Non, elle ne craignait pas de frôler sciemment la mort. En revanche, elle rechignait davantage à compromettre son intégrité physique. Les choses devenaient tout de suite moins drôles quand la douleur entrait dans la partie.

C'est pas une bonne idée, Ryo. C'est vraiment, vraiment pas une bonne idée, se répétait la jeune femme en s'avançant vers le portail du lycée.

Qu'est-ce qui t'a pris hier, aussi ? Si tu avais tenu tes distances...

Néanmoins Ryoka n'avait pas autant la maîtrise de ses émotions qu'elle ne l'avait de son corps. En réalisant qu'elle était arrivée trop tard à l'entrepôt, manquant Akira d'une poignée de minutes, elle s'était laissée emportée par la colère et la frustration qui croissaient jour après jour en elle. Aussi lorsque Eraser Head avait fait son apparition, la jeune femme n'avait pas eu recours à la même prudence que lors de leur première confrontation.

En son fort intérieur, elle voulait que quelqu'un paie. Elle voulait se déchaîner. Alors elle l'avait provoqué.

Et maintenant tu as le bras cassé.

Elle repéra finalement ce qu'elle cherchait : un petit groupe de troisièmes année de sa connaissance, qui quittait le lycée pour déjeuner. Ryoka les héla, puis les rattrapa sans rien laisser paraître de la souffrance qui lui tenaillait le poignet, ni de l'appréhension qui lui creusait le ventre. Elle attendit qu'ils eurent enfilé quelques rues avant de mettre son plan – plan qu'elle qualifiait déjà de désastreux et foireux – à exécution.

Le reste se déroula sans le moindre accroc. Il lui suffit de chahuter avec les lycéens comme elle avait l'habitude de le faire, de marcher négligemment à reculons pour leur parler, de prétendre être absorbée par leurs pitreries, de se rapprocher, à reculons, du bord du trottoir, de guetter l'opportunité puis...

Puis de calculer la vitesse des voitures en approche et le niveau d'alerte des conducteurs, d'estimer leur temps de réaction...

Pour, pile au bon moment, pile au bon endroit, faire mine de s'engager étourdiment sur la route, sans vérifier la circulation au préalable. Qu'est-ce que je ne ferais pas pour toi, frérot...

Il y eut un hurlement de pneus sur la chaussée, les hoquets horrifiés de ses camarades de classes, mais personne ne put empêcher le capot de heurter Ryoka.

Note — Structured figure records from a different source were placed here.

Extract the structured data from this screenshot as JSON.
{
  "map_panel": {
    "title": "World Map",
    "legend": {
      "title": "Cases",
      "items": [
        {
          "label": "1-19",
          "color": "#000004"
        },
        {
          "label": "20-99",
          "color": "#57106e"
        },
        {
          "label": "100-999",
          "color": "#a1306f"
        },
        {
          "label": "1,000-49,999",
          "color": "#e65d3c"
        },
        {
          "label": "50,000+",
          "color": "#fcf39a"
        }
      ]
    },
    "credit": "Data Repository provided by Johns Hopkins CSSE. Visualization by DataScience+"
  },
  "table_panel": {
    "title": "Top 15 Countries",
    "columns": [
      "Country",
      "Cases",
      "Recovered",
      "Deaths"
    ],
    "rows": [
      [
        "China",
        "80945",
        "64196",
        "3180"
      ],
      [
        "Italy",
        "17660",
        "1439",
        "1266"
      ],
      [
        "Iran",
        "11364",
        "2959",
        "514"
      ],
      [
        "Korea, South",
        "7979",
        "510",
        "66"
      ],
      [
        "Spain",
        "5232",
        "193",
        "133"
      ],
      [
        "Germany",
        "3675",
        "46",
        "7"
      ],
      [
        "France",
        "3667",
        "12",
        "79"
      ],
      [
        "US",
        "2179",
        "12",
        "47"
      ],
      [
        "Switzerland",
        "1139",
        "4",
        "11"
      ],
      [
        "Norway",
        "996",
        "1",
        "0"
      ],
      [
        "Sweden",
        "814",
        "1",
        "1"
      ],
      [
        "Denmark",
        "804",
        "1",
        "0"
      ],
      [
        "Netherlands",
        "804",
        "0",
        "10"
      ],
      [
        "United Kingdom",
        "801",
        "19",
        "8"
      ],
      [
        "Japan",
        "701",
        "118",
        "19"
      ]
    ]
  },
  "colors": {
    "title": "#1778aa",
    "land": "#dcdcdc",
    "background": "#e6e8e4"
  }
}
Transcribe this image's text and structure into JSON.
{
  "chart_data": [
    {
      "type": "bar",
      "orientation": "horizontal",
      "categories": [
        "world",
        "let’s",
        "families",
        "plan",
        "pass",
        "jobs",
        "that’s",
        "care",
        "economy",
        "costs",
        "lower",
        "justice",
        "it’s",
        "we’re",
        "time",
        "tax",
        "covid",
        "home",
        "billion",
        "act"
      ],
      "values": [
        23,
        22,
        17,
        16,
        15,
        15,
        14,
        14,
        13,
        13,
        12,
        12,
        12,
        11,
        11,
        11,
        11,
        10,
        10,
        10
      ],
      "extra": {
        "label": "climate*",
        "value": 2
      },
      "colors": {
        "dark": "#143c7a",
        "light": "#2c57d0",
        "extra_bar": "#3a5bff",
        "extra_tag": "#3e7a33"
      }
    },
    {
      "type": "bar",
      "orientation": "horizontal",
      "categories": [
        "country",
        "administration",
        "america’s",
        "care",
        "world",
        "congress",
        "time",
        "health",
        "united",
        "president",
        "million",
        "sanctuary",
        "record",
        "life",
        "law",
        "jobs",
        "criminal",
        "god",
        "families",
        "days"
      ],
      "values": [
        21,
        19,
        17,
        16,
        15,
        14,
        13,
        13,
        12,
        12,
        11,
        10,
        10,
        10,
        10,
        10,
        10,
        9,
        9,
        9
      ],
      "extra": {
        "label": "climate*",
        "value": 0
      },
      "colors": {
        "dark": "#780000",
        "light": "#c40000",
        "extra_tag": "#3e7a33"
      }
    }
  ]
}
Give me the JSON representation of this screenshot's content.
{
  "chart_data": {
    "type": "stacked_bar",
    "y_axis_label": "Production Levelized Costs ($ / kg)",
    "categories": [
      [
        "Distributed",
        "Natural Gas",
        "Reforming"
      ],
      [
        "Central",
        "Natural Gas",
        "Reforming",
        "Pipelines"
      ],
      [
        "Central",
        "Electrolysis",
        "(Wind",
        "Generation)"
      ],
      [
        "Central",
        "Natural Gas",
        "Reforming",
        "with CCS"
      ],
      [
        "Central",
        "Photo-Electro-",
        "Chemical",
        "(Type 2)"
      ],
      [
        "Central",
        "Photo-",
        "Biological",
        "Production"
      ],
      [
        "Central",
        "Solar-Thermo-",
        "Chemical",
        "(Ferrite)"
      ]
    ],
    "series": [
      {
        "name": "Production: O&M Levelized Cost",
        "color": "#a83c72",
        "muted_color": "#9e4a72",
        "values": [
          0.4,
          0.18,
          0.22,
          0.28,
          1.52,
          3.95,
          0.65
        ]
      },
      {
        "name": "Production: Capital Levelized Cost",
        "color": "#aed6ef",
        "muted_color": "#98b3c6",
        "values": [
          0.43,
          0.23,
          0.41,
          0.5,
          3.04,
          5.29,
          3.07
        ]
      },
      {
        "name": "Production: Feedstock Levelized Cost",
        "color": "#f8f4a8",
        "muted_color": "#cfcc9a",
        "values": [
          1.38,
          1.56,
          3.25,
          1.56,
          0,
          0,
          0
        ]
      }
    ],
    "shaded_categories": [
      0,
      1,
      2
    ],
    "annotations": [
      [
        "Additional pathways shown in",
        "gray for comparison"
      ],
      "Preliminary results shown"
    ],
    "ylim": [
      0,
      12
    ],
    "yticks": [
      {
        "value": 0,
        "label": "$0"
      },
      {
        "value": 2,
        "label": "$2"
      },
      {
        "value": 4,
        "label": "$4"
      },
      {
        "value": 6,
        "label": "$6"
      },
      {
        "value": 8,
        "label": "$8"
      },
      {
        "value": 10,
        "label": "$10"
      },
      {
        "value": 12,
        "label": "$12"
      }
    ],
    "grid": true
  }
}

Parce que c'était exactement ce qu'elle avait prévu.

Ils virent tous le pare-choc lui rentrer dedans avec une violence qui la projeta à terre alors que la conductrice freinait désespérément. Mais ce qu'ils ne virent pas, c'est qu'elle s'était partiellement dématérialisée à l'impact, et s'était elle-même jetée sur l'asphalte. Comme elle l'avait espéré, elle se tirait complètement indemne de «l'accident».

Quoiqu'elle ne put se prémunir de quelques écorchures aux genoux et au coude. Pas grave, songea-t-elle en se relevant précautionneusement. C'est plus crédible comme ça.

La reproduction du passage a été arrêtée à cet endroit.